Tell us about how you got into sailing, your experiences thus far, and future sailing goals.
I didn’t genuinely start sailing until my late 20s or early 30s. I had sailed on various boats a few times, but I didn’t know what I was doing. I’d be told to pull a line, so I’d try to pull at whatever line was being pointed at (sometimes I even managed to not yank at the wrong line). I wasn’t sailing; I was riding on a sailboat. It wasn’t until I joined DC Sail that I took lessons and truly learned how to sail. My lessons were on a Flying Scot, and I’ve since raced FJs, Lightnings, and J/boats. I crew on Gitana, a Cal 34, when I can sneak onboard unnoticed.

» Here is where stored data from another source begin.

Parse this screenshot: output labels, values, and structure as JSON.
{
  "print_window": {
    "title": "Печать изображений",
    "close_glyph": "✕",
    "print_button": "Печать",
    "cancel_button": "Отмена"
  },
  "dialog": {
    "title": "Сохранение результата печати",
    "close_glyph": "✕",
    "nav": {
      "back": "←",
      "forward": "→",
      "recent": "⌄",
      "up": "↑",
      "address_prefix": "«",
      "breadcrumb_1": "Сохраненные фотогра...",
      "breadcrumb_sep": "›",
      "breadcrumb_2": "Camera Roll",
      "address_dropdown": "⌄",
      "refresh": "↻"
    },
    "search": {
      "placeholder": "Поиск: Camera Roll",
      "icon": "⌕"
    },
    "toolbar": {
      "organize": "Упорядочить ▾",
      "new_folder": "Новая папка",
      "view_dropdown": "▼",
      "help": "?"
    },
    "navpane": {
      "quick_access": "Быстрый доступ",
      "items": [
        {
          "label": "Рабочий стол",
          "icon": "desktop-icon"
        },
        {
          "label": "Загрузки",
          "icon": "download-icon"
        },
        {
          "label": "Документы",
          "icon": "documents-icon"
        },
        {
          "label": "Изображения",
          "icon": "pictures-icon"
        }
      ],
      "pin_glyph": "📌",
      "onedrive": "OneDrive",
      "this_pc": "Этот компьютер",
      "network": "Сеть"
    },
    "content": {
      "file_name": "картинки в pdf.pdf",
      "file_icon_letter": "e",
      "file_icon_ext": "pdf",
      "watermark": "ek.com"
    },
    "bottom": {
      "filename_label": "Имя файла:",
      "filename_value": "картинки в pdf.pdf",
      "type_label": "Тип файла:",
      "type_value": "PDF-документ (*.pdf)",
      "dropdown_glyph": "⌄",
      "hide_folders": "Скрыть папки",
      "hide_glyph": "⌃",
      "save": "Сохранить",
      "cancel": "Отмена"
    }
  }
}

This past year I sailed Arcturus, a Pacific Seacraft Orion through the Bahamas, Turks and Caicos, and down to the Dominican Republic. The trip lasted six months, starting from Charleston, SC, to Luperón, DR, and back to Tampa, FL. With the exception of the return leg, we more or less followed Bruce Van Sant’s book (“A Gentleman’s Guide to Passages South: The Thornless Path to Windward”), as so many people do. We were in no rush and just had a good time as we went. I actually happened to meet Van Sant in Luperón, which was a cool coda on the trip.
My future goals, in no particular order, include an ocean crossing, winning in a dinghy regatta, skippering a keelboat in a regatta (I’ve only crewed during races), and learning more about diesel engines. I’m always open to more goal suggestions.
If someone were interested in learning to sail, what would you tell them?
I would tell them that not only should they learn to sail, they should pick up any hobby that has been around for 5000 years, that takes a weekend to learn and a lifetime to master, and that you can do alone or with family and friends.
Did you have any preconceived notions about sailing that proved true or untrue?
I had no expectation of the journey it would be. During my first sail of the season each cold spring as I push into the water, I think about how much I’ve learned about sailing and beam confidence across the ripples into the wind. I inevitably return to shore thinking about how much I still have to learn.
Did you encounter any obstacles or barriers when you began sailing?
I believe an obstacle I encountered (and I assume many people encounter with sailing) was getting to the realization that if I am to have new and broader sailing experiences, I have to actively pursue them. It’s like that old movie quote: we all determine our own level of involvement. For me, that involved sitting down and writing out a few sailing goals and then sharing that list with a friend who added a few ideas of his own.